KARACHI, March 21: For the first time in five months, prices of cement have started to climb, with retailers booking new orders at Rs180-185 per bag, which is Rs10-15 per bag more than last month, market sources said on Friday.
Admitting that price per ton of cement had seen an increase of Rs200-250 (one ton enough to fill 20 bags of 50 kg each), a head of a cement company, nonetheless, was looking sadly over his shoulders: “Five months ago, the price was Rs245 to Rs250,” he complained.
Cement sector analysts observed that the current upswing in price was due to concrete progress made in the revival of the ‘cement cartel’ — a loose formation of the country’s two dozen cement producers — that set an unwritten production ‘quota’ for each mill. The cartel, also possibly determined the minimum retail price that must be maintained for the commodity.
So long as the cartel remained intact, the cement companies managed to lift out of the red of a staggering Rs2 billion in 2001, to a profit of Rs88 million last year. A major contributing factor in return to profitability was also the large scale conversion from furnace oil to coal firing system of production that enabled the companies to cut cost of fuel by 60-65 per cent.
But towards the end of September 2002, the cement cartel fell by the roadside on disputes about ‘quotas’ and questions whether or not exports to Afghanistan should be considered in determining the quota. Manufacturers, thus, began undercutting each other in order to wrest larger share of the market.
“There are around 24 cement plants, producing 17.85 million tons of cement per year,” says a cement sector analyst, adding that about 40 per cent of that capacity sits idle.
A cement producer in the North rebuffed the suggestion that revival of cement ‘cartel’ was imminent and observed that the increase in price could be due to hoarding by speculators.
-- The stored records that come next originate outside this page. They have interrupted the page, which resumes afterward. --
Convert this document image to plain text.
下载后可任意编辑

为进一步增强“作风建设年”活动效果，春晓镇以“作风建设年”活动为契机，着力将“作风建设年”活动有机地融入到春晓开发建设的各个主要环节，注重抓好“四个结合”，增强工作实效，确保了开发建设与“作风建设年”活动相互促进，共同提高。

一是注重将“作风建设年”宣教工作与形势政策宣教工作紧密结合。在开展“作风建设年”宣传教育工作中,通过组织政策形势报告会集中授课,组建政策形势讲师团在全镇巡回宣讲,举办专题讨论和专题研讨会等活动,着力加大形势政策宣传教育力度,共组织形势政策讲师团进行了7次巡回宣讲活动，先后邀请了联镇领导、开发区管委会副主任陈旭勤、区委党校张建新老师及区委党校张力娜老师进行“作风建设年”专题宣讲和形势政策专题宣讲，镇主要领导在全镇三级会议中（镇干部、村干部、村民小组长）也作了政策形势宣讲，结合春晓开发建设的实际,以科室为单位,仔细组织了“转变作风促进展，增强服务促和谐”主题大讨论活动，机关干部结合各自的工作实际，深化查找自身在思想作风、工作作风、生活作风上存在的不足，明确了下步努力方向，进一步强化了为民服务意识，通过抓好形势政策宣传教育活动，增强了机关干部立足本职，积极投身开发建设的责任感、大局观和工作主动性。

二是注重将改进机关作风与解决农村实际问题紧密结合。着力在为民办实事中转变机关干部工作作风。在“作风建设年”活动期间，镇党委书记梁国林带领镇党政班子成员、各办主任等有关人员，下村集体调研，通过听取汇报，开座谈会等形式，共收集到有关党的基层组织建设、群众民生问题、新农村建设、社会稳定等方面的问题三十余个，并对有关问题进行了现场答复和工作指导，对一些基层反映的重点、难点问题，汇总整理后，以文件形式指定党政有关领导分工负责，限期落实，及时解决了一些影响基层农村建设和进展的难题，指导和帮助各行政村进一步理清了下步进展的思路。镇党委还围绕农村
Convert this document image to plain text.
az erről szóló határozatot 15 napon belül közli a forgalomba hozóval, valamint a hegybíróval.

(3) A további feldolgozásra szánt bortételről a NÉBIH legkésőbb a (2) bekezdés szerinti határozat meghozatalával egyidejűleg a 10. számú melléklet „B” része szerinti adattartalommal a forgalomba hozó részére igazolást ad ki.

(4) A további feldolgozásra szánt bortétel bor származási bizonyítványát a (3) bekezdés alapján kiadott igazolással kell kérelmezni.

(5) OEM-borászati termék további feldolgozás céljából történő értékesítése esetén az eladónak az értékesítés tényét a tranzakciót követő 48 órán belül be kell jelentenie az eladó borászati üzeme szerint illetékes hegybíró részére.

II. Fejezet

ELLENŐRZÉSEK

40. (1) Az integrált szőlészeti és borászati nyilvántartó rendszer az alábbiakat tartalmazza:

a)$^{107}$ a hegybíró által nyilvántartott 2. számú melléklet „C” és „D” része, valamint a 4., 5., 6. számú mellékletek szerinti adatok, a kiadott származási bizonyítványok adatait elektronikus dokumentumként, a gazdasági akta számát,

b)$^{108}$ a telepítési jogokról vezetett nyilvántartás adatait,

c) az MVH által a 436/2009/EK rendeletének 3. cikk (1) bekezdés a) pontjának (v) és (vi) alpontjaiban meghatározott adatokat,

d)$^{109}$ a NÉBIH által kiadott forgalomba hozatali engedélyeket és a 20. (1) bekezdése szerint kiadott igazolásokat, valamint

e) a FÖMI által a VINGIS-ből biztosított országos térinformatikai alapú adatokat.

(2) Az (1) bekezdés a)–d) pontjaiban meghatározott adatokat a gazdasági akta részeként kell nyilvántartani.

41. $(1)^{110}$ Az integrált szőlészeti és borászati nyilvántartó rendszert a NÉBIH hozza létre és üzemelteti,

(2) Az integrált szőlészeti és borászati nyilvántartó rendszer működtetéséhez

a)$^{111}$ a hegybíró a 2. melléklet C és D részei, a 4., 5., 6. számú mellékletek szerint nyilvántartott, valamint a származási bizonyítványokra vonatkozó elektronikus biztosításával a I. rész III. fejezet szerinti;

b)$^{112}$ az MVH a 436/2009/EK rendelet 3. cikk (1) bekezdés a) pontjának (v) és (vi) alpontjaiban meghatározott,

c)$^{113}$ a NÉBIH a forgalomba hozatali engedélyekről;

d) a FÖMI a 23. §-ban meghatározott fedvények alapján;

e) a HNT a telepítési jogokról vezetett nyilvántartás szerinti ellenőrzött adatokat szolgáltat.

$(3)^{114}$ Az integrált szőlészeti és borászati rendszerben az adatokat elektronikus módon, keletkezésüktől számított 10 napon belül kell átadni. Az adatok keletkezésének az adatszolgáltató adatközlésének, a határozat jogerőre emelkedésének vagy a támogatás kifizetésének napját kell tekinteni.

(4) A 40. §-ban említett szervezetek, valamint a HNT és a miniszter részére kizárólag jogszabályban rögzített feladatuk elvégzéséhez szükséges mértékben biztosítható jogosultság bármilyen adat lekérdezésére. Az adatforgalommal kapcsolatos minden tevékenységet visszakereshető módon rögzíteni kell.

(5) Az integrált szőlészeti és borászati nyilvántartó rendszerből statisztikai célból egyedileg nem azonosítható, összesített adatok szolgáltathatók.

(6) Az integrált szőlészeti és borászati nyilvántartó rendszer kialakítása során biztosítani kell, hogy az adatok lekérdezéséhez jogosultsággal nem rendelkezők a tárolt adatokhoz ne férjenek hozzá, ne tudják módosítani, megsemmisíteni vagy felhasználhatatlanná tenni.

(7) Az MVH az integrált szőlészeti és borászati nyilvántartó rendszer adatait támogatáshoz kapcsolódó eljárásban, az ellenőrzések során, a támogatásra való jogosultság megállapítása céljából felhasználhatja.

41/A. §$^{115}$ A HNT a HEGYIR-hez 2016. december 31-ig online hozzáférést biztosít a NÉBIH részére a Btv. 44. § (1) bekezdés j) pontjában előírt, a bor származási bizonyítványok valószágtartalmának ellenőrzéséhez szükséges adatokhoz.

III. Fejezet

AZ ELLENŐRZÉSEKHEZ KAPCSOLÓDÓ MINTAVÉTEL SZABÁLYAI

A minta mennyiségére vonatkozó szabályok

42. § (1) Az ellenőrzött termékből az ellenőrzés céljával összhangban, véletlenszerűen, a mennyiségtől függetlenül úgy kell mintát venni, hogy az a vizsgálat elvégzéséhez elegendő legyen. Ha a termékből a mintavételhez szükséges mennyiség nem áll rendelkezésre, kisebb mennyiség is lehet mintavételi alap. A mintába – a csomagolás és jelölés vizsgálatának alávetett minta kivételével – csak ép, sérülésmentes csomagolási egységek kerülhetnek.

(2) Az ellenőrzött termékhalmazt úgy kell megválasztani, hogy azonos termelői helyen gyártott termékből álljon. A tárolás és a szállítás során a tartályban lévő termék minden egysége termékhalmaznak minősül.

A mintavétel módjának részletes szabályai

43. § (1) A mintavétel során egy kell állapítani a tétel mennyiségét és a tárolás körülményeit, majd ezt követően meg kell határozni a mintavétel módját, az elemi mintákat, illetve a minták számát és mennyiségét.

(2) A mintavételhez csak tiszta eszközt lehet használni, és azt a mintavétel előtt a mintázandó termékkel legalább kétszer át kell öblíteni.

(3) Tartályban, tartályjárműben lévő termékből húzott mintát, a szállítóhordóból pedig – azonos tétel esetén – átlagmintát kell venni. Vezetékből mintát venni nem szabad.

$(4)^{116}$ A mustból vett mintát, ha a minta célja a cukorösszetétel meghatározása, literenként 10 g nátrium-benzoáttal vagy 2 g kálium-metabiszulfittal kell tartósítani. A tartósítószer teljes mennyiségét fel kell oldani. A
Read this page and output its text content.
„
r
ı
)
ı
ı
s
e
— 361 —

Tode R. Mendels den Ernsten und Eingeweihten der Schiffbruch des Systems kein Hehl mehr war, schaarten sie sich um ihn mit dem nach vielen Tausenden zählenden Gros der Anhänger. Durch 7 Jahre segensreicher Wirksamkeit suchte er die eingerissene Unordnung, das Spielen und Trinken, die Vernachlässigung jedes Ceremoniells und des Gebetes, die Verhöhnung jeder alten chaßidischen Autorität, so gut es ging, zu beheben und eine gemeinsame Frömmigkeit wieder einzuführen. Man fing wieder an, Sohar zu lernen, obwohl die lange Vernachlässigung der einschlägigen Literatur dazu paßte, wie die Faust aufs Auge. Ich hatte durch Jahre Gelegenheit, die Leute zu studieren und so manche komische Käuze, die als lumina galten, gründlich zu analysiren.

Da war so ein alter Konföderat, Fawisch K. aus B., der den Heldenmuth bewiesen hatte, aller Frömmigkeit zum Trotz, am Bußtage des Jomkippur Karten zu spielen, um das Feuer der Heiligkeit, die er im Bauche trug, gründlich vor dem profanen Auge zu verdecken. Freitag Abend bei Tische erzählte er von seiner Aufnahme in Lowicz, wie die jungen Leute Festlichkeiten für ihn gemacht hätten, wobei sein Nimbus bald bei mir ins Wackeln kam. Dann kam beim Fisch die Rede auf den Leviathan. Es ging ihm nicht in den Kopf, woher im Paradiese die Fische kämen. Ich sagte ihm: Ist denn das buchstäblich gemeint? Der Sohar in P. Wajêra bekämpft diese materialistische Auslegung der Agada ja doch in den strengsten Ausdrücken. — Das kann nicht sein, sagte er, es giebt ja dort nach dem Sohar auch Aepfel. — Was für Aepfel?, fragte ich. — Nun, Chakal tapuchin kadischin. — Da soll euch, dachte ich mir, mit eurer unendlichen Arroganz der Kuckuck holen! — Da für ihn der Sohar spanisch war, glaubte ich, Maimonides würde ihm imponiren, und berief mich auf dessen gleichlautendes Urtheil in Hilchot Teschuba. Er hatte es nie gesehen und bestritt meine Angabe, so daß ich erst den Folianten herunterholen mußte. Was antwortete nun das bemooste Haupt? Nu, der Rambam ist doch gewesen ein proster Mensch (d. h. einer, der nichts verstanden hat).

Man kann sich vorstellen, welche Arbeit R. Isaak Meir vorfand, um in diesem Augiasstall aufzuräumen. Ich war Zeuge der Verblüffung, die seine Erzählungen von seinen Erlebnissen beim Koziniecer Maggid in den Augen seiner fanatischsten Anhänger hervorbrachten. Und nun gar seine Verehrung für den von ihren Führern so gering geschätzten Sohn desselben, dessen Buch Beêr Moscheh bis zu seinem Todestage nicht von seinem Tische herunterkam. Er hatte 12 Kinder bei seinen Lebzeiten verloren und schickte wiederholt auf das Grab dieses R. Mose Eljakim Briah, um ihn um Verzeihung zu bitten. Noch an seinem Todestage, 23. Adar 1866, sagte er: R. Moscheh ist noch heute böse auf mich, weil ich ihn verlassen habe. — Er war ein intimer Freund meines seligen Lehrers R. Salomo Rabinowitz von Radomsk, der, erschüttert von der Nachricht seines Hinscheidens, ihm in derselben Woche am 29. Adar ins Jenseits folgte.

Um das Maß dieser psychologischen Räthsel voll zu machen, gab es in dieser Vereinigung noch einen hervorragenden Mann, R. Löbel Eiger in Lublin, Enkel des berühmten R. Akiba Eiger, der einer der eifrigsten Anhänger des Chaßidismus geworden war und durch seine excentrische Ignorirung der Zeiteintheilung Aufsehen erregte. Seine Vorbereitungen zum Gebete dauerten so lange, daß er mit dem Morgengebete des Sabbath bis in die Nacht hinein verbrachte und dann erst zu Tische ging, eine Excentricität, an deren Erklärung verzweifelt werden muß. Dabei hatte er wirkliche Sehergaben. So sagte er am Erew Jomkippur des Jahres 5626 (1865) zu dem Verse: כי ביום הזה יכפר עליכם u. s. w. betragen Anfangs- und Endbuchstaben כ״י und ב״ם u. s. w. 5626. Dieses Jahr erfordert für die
Abdul Rasheed, stock analyst, who follows the cement sector for brokerage InvestCap, says that in spite of rise in price, there has been no major boost in cement sales. “This is due to the fact that with the reformation of the cartel almost in sight, dealers are stocking up, hoping to see the price shoot past Rs200 per bag.”
Mr Rasheed says that major issues that bedevilled the cartel appears to have been resolved. “For the current fiscal year to end-June 2003, we expect cement industry to post abnormal volume growth of around 12-15 per cent,” says the analyst, but cautions that the growth is likely to drop steeply to around 4-5 per cent, were the companies able to piece together the cartel.
Analysts stated that after having gone through stagnant five years (1998 through 2002), demand for cement (due to lower prices) had shown robust growth during the first half (July-Dec 2002). Demand in the first eight months of the financial year 2003, had risen by around 20 per cent with local sales up to 7.15 million tons, from 6.13 million tons in the same period last year.
Among the 21 companies listed on the cement sector at the stock exchanges, 17 had declared results for the first six months of the year (July-December 2002) and about one-half of them had returned losses. The company chief of a cement plant stated that the second quarter (Oct-December 2002) had witnessed poor results, with November and December causing colossal losses, following the break-up of cartel in October. On a parting positive note, the cement producer conceded that the company results were showing recovery from the middle of the current month (March).